Magical thinking and procrastination
Ever since I was a child, though more since my teenage years, I have struggled with procrastination in my studies and work. The need to avoid work has been inexplicable to me and I've spent years hating myself for it, until recently I realized I am avoiding experiencing feelings of anxiety - specifically fear of failure, criticism and resulting abandonment.
Most recently I've become aware that I engage in something I think is called magical thinking.
In the mornings I think "If I get up now, put on the coffee maker, open up my computer and immediately begin working, I will have a successful day.” But then inevitably it doesn’t go like that. I need to walk the dogs or some errand needs to be run, or something happens so I don’t complete what I call my “preparation sequence” in the order and the way it needs to be completed. And just like that, the day was ruined. The entire day. No work can be achieved that day.
It infuriates me and others around me but I just can't bring myself to work if I mess up a preparation sequence. The whole idea of working at that point just terrifies me, I simply can't even bring myself to think about it really.
I also can't discuss the fact that I plan to work - I have to tell my spouse that I am planning on "doing things" at such and such a time, so they know I am not available for other things then. If I say "I am going to work" or anything like that, I then can't work.

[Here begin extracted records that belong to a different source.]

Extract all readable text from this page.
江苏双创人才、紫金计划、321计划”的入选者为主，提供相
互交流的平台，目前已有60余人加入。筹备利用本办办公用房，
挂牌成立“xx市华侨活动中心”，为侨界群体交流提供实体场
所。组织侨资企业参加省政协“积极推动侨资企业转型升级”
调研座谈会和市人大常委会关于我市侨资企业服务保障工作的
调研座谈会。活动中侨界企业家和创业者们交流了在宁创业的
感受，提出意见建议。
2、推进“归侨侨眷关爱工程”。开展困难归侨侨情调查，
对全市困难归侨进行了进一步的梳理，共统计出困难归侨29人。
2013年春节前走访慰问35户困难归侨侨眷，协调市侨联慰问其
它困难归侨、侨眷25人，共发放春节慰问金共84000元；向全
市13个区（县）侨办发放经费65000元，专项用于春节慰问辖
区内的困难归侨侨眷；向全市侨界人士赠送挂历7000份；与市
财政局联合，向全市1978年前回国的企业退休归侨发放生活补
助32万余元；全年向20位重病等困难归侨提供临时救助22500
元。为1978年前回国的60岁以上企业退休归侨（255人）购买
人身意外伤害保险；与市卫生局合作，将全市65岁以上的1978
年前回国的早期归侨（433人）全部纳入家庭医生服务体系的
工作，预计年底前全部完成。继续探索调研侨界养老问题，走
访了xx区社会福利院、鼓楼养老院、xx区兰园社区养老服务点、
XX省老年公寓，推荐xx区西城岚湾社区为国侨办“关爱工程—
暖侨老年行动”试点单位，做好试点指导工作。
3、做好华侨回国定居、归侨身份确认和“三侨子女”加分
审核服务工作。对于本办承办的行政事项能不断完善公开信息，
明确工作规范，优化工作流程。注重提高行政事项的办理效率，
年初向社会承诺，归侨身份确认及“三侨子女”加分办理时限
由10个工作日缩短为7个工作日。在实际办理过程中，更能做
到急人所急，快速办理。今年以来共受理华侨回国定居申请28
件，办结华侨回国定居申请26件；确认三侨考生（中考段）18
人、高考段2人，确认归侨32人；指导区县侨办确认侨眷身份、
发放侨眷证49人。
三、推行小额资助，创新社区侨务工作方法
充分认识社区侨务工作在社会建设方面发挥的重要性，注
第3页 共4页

Since learning this is magical thinking, I've been trying to find information about it to see if there's anything that can be done about it. And I keep seeing this type of thinking is often connected to OCD, but it almost feels like I have it the wrong way round? Basically I have to complete this sequence to be able to do something, where as online I've found a lot of things about people needing to complete a sequence or ritual to stop something from happening.
Basically my question is, does this sound familiar to anyone here?
I feel like an idiot because of this... I feel like I'm just lazy and am using this as an excuse. It's just so terrifying to consider beginning to work when I've messed up the sequence that I am just so relieved when I finally give up for the day and decide to do household chores or something else useful instead, to make up for it.